Des moineaux, des moineaux
Deux clochards et un piano.
Un surfeur des villes
Tout équipé figurant à qui
Mieux mieux, tout à son art
D’être là.
Maintenant !
Des paquets de gens
Sur les mégots, marchent
Quand je pense que dans deux
Heures
Je verrai la houle
« 

On y retrouve toute l’intensité d’une écriture qui disparaît derrière une contemplation aiguë. Il y a quelque chose d’extrême-oriental dans cette approche, cette façon d’être au monde, un monde que l’auteur restitue après qu’il soit passé au tamis de son observation, comme de ses pensées intimes.

Comme si l’écriture était la retranscription de sa seule subjectivité et de son intériorité. Aucun effet, aucune figure de style, encore moins de poésie pour la poésie. Rien n’est plus éloigné de la pose que cette écriture-là.

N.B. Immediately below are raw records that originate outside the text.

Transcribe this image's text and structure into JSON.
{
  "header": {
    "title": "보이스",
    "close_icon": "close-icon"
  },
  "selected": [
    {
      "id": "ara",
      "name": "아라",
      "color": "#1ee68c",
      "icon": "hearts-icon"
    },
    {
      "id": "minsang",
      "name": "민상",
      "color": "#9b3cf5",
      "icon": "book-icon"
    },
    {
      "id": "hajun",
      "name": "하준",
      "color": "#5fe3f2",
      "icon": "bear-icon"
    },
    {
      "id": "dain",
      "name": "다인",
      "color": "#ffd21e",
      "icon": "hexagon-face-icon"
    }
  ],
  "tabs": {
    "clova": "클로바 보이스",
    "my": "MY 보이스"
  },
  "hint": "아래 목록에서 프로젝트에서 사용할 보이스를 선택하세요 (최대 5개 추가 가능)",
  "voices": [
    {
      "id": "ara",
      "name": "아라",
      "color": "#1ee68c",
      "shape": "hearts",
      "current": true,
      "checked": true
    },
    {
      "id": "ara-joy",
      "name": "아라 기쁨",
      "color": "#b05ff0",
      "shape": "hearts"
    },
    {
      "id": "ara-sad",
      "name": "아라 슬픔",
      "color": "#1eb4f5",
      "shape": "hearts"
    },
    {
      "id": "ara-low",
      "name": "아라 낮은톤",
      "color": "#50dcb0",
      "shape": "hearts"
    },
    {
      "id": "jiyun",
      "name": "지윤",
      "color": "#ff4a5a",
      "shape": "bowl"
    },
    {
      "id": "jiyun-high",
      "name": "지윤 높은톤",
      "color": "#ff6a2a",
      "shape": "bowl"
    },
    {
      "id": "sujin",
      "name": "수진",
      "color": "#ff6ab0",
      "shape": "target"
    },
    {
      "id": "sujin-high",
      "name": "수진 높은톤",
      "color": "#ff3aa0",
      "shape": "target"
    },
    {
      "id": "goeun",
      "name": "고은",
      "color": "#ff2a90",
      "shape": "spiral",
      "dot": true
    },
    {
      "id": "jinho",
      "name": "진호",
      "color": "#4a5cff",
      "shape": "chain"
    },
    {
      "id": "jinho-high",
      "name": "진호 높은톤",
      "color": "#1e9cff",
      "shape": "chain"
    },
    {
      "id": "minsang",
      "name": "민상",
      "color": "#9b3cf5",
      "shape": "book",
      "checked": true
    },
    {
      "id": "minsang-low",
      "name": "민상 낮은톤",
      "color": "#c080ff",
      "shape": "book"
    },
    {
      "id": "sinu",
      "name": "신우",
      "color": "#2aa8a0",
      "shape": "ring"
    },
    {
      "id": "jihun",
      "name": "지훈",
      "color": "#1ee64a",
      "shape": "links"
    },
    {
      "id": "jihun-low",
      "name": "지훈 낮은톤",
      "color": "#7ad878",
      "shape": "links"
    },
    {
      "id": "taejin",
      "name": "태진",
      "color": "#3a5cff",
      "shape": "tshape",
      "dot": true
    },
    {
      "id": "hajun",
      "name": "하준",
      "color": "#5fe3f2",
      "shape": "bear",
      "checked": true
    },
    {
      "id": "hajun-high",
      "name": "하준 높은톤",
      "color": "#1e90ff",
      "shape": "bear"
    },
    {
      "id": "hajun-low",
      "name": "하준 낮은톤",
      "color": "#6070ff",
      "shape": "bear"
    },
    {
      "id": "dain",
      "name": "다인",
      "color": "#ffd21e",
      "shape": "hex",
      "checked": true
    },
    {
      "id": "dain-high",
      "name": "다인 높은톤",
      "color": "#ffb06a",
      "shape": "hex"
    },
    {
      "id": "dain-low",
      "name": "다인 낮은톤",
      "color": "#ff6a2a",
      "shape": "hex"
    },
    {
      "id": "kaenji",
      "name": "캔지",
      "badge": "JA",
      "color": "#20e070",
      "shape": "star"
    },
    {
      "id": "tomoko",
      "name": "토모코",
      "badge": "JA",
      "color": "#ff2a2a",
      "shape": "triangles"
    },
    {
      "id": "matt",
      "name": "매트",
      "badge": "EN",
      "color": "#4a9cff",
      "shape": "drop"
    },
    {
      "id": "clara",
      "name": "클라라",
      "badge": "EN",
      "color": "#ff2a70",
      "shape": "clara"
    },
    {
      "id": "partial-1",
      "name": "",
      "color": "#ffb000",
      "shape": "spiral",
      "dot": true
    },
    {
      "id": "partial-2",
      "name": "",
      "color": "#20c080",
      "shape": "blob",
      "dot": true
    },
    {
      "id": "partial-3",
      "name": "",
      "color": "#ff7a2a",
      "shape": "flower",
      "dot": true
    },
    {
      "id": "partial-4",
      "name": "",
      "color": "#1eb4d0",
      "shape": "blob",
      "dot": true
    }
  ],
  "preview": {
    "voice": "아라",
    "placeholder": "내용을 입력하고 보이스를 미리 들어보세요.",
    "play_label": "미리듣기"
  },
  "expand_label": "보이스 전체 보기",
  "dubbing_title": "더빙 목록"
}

Et, forcément, rien n’est donc plus poétique. Cette absence de recherche formelle, au profit d’un flot d’observations mêlé à la volonté de se dissoudre dans l’espace-temps, signe une poésie remarquable d’inventivité et de présence. Sa singularité détonne, en silence, dessine tout un paysage intime que l’auteur jette sur le papier, comme s’il se mettait à nu ou qu’il sonorisait son âme. Charles-Eric Charrier maîtrise, sans en faire la démonstration, l’art des silences, la puissance de la seule évocation, l’agencement des mots, comme des notes, au service d’une voix. Une voix poétique unique.

C’est peu dire que les Cosaques recommande la lecture de « L’homme assis au soleil ».